Emniyet Amiri Soruyor: Altınlarını Götürdüler mi Götürmediler mi?

Emniyet Amiri Soruyor: Altınlarını Götürdüler mi Götürmediler mi?

Anlatacağım bu trajik-komik olay Mardin vilayetinin merkezinde cereyan etmiş. Osmanlı devletinin son zamanlarıydı. Cennet mekân Sultan Abdülhamit Han İttihat ve Terakki cemiyetinin yaptığı darbe sonucu görevden alınmış, gözaltına altındaydı. Osmanlı devleti büyük bir sarsıntı geçiriyordu. Güvenlik, adalet, ekonomi ve dış ülkelerle yürütülen siyaset… Bunların tümünde istikrarsızlık vardı. Nizamsızlık ve disiplinsizlik devletin tüm kurumlarına hâkimdi. Bu sebeple keyfi muameleler çoğalmıştı.

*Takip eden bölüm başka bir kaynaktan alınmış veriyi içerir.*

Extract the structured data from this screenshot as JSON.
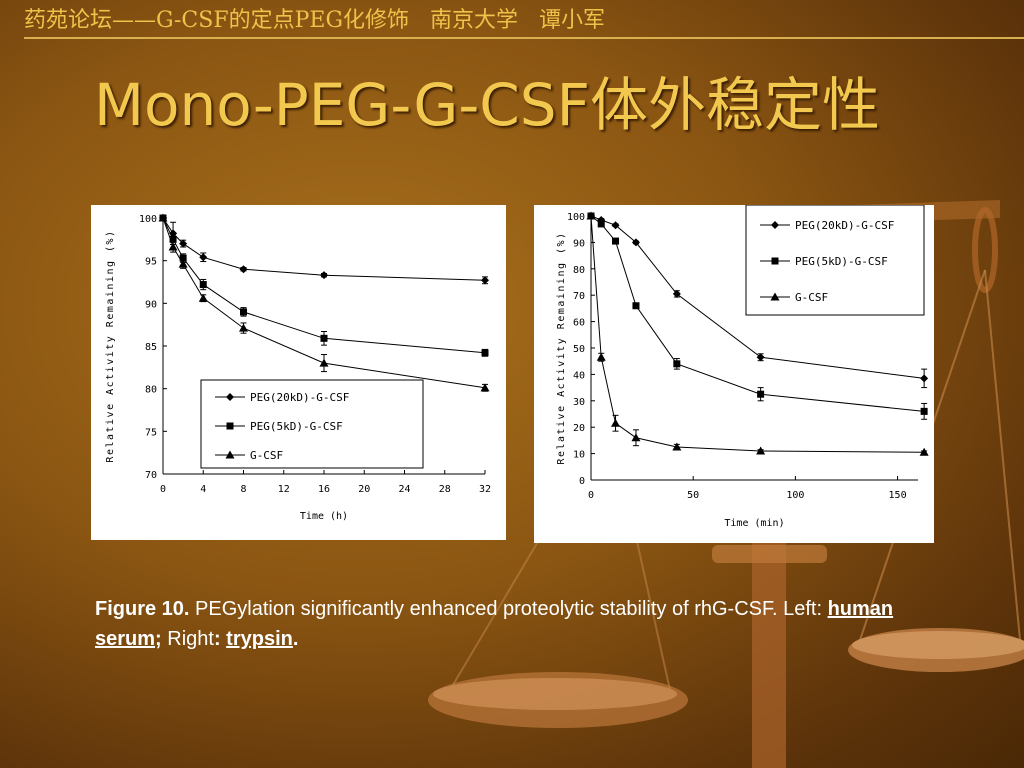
{
  "slide": {
    "header": "药苑论坛——G-CSF的定点PEG化修饰   南京大学   谭小军",
    "title": "Mono-PEG-G-CSF体外稳定性"
  },
  "caption": {
    "fig_label": "Figure 10.",
    "text1": " PEGylation significantly enhanced proteolytic stability of rhG-CSF.  Left: ",
    "left_term": "human serum",
    "sep1": ";",
    "text2": " Right",
    "sep2": ": ",
    "right_term": "trypsin",
    "end": "."
  },
  "chart_data": [
    {
      "type": "line",
      "xlabel": "Time (h)",
      "ylabel": "Relative Activity Remaining (%)",
      "xlim": [
        0,
        32
      ],
      "ylim": [
        70,
        100
      ],
      "xticks": [
        0,
        4,
        8,
        12,
        16,
        20,
        24,
        28,
        32
      ],
      "yticks": [
        70,
        75,
        80,
        85,
        90,
        95,
        100
      ],
      "legend_position": "bottom-right",
      "series": [
        {
          "name": "PEG(20kD)-G-CSF",
          "marker": "diamond",
          "x": [
            0,
            1,
            2,
            4,
            8,
            16,
            32
          ],
          "y": [
            100,
            98.2,
            97.0,
            95.4,
            94.0,
            93.3,
            92.7
          ],
          "err": [
            0,
            1.3,
            0.4,
            0.5,
            0.2,
            0.2,
            0.4
          ]
        },
        {
          "name": "PEG(5kD)-G-CSF",
          "marker": "square",
          "x": [
            0,
            1,
            2,
            4,
            8,
            16,
            32
          ],
          "y": [
            100,
            97.5,
            95.3,
            92.2,
            89.0,
            85.9,
            84.2
          ],
          "err": [
            0,
            0.6,
            0.5,
            0.6,
            0.5,
            0.8,
            0.4
          ]
        },
        {
          "name": "G-CSF",
          "marker": "triangle",
          "x": [
            0,
            1,
            2,
            4,
            8,
            16,
            32
          ],
          "y": [
            100,
            96.6,
            94.6,
            90.6,
            87.1,
            83.0,
            80.1
          ],
          "err": [
            0,
            0.6,
            0.5,
            0.4,
            0.6,
            1.0,
            0.4
          ]
        }
      ]
    },
    {
      "type": "line",
      "xlabel": "Time (min)",
      "ylabel": "Relative Activity Remaining (%)",
      "xlim": [
        0,
        160
      ],
      "ylim": [
        0,
        100
      ],
      "xticks": [
        0,
        50,
        100,
        150
      ],
      "yticks": [
        0,
        10,
        20,
        30,
        40,
        50,
        60,
        70,
        80,
        90,
        100
      ],
      "legend_position": "top-right",
      "series": [
        {
          "name": "PEG(20kD)-G-CSF",
          "marker": "diamond",
          "x": [
            0,
            5,
            12,
            22,
            42,
            83,
            163
          ],
          "y": [
            100,
            98.5,
            96.5,
            90,
            70.5,
            46.5,
            38.5
          ],
          "err": [
            0,
            0.5,
            0.5,
            0.5,
            1.2,
            1.3,
            3.5
          ]
        },
        {
          "name": "PEG(5kD)-G-CSF",
          "marker": "square",
          "x": [
            0,
            5,
            12,
            22,
            42,
            83,
            163
          ],
          "y": [
            100,
            97,
            90.5,
            66,
            44,
            32.5,
            26
          ],
          "err": [
            0,
            0.5,
            0.5,
            0.5,
            2,
            2.5,
            3
          ]
        },
        {
          "name": "G-CSF",
          "marker": "triangle",
          "x": [
            0,
            5,
            12,
            22,
            42,
            83,
            163
          ],
          "y": [
            100,
            46.5,
            21.5,
            16,
            12.5,
            11,
            10.5
          ],
          "err": [
            0,
            1.5,
            3,
            3,
            1,
            0.5,
            0.5
          ]
        }
      ]
    }
  ]
}
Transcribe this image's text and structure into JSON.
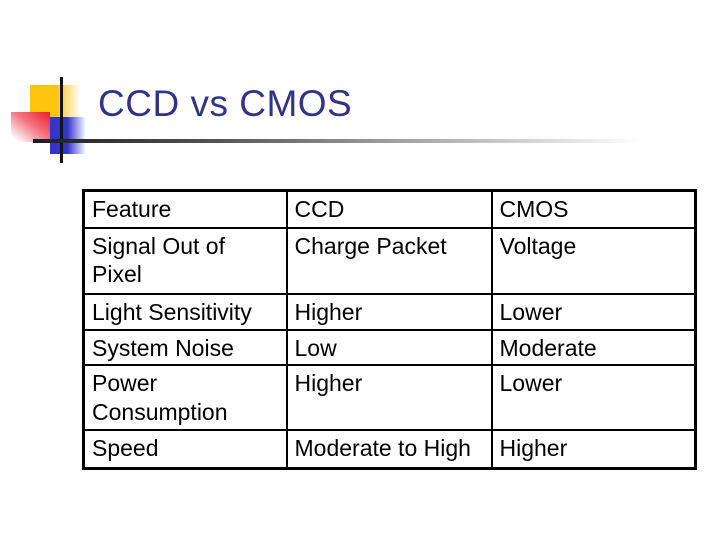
{
  "slide": {
    "title": "CCD vs CMOS",
    "colors": {
      "title_text": "#31338b",
      "accent_yellow": "#ffc40c",
      "accent_red": "#ec1c2e",
      "accent_blue": "#3234cd",
      "line_black": "#121212",
      "table_border": "#000000",
      "table_text": "#000000",
      "background": "#ffffff"
    }
  },
  "table": {
    "columns": [
      "Feature",
      "CCD",
      "CMOS"
    ],
    "rows": [
      [
        "Signal Out of Pixel",
        "Charge Packet",
        "Voltage"
      ],
      [
        "Light Sensitivity",
        "Higher",
        "Lower"
      ],
      [
        "System Noise",
        "Low",
        "Moderate"
      ],
      [
        "Power Consumption",
        "Higher",
        "Lower"
      ],
      [
        "Speed",
        "Moderate to High",
        "Higher"
      ]
    ]
  }
}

Mardin’i bilenler bilir, üç dinin mensuplarının barış ve dostluk içinde yaşadıkları kedim bir kentimizdir. Müslümanlar,  Süryan-i kadim Hıristiyanları, Ermeniler ve Yahudiler… Bunların çarşı içindeki dükkânları, yaşadıkları mahalleler ve mabetleri yan yanadır. Her kesin birbirine saygısı vardır. Mesela gayri Müslimler Ramazan ayında açıktan yemek yemezlerdi. Aynı şekilde Müslümanlar da, gayri Müslimlerin dinlerine hakaret sayılabilecek bir söz sarf etmezler ve onlara zarar vermezlerdi.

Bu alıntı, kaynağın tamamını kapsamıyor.